The Court of Appeal accepted the insureds’ arguments and dismissed the appeal. In doing so, Santow JA, who wrote the leading judgment, advanced policy-based reasons for rejecting the insurer’s contention that the commercial purposes of the policy required the exclusion to apply to claims for damage to property owned by any of the insureds:* There were situations in which one of the insureds might be liable for damage to its own property at the suit of another. (However the examples given by His Honour were examples of consequential loss suffered by the third party arising out of the physical damage to the coinsured’s property. The insurers had in fact been prepared to concede that such claims were outside the scope of the exclusion in any event.)
Having disposed of the policy arguments in this fashion His Honour went on to express agreement with the insureds’ contentions that, as a matter of pure interpretation of the words of the exclusion and the policy as a whole, “the insured” must refer to the insured seeking indemnity under the policy.

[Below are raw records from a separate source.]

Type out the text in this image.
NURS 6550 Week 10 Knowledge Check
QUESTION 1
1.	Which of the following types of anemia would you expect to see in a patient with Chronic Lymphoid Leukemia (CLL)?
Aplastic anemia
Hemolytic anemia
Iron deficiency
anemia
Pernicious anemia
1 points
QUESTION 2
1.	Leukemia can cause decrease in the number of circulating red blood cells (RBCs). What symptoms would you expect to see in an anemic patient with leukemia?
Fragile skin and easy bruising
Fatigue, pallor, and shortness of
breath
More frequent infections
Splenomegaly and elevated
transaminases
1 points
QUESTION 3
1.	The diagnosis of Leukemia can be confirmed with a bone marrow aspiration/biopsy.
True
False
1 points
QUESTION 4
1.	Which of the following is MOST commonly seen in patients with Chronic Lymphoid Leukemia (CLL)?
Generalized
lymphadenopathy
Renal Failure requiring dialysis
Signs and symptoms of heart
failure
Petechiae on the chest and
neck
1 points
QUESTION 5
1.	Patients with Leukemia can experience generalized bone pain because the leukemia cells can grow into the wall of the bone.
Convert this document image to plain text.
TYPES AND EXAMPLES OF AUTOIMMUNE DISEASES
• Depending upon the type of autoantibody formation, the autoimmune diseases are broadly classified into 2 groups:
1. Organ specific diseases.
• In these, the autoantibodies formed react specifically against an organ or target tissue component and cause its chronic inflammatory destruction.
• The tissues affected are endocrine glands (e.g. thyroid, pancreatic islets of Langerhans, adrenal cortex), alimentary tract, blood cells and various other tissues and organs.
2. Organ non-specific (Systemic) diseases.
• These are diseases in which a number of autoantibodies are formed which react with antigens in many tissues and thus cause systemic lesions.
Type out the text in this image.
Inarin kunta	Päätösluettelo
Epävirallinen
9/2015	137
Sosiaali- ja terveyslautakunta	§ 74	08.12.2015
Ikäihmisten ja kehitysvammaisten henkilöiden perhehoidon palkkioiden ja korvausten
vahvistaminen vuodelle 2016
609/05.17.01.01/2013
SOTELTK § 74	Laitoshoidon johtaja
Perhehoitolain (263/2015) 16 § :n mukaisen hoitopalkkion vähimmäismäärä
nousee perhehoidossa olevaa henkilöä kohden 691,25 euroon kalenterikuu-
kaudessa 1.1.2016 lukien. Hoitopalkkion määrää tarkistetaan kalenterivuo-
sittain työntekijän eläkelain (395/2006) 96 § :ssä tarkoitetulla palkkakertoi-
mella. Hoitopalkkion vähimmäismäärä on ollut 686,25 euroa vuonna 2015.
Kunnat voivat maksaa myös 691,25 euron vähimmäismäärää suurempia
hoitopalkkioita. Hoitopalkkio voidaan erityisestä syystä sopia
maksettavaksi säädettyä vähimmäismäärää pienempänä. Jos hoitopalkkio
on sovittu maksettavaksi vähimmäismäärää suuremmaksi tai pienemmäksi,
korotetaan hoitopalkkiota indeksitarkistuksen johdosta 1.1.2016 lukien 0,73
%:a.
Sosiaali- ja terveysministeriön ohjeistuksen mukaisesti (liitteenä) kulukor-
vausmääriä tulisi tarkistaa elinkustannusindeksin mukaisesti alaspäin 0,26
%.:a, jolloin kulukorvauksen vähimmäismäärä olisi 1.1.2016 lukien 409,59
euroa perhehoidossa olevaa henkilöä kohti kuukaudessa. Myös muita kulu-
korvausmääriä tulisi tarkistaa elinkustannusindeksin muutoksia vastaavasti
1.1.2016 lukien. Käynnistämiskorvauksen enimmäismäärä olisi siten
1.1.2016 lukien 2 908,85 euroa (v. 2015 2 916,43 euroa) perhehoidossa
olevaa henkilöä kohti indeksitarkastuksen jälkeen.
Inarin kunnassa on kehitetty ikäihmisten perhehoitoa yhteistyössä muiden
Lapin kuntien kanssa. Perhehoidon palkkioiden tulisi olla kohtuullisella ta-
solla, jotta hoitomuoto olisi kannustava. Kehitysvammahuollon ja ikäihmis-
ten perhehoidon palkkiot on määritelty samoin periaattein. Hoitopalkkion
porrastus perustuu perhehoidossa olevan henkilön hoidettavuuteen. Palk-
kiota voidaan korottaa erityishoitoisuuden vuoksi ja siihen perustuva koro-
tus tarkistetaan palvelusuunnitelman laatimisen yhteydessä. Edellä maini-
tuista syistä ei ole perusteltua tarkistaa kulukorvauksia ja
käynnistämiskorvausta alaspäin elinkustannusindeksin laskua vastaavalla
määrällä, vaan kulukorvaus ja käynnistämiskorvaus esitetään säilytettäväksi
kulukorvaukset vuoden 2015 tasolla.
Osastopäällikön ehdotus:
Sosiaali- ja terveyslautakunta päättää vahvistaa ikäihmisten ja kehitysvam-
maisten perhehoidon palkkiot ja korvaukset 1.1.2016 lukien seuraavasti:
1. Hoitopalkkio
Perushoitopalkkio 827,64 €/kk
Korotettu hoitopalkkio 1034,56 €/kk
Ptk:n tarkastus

The decision illustrates how easily insurers’ intentions may be frustrated by inadequate attention to detail in policy drafting. It seems absurd that the parties (especially the insurers) can really have intended the exclusion clause to have the effect found by the trial judge and Court of Appeal. It is much more likely that insurers intended that the policy not provide indemnity for property damage liability claims where the damaged property would be the subject of Section A of the policy in any event.
Clearly it is necessary for policies covering multiple interests to be drafted with some care to ensure that insurers are not exposed to unintended liabilities. In particular, if it is intended that the respective rights of the primary insured and the additional insureds be different, the differences must be clearly highlighted.
Perhaps in recognition of the difficulties to which these policies give rise, underwriters in recent times appear to have moved away from indiscriminate coverage of multiple interests. In more recent policies coverage to parties other than the primary insured depends upon the existence of a contractual obligation on the insured’s part to effect insurance covering the additional interest. This approach, besides reducing the scope of underwriters’ potential exposure also promotes closer scrutiny by underwriters of precisely what, and whom, they are agreeing to cover.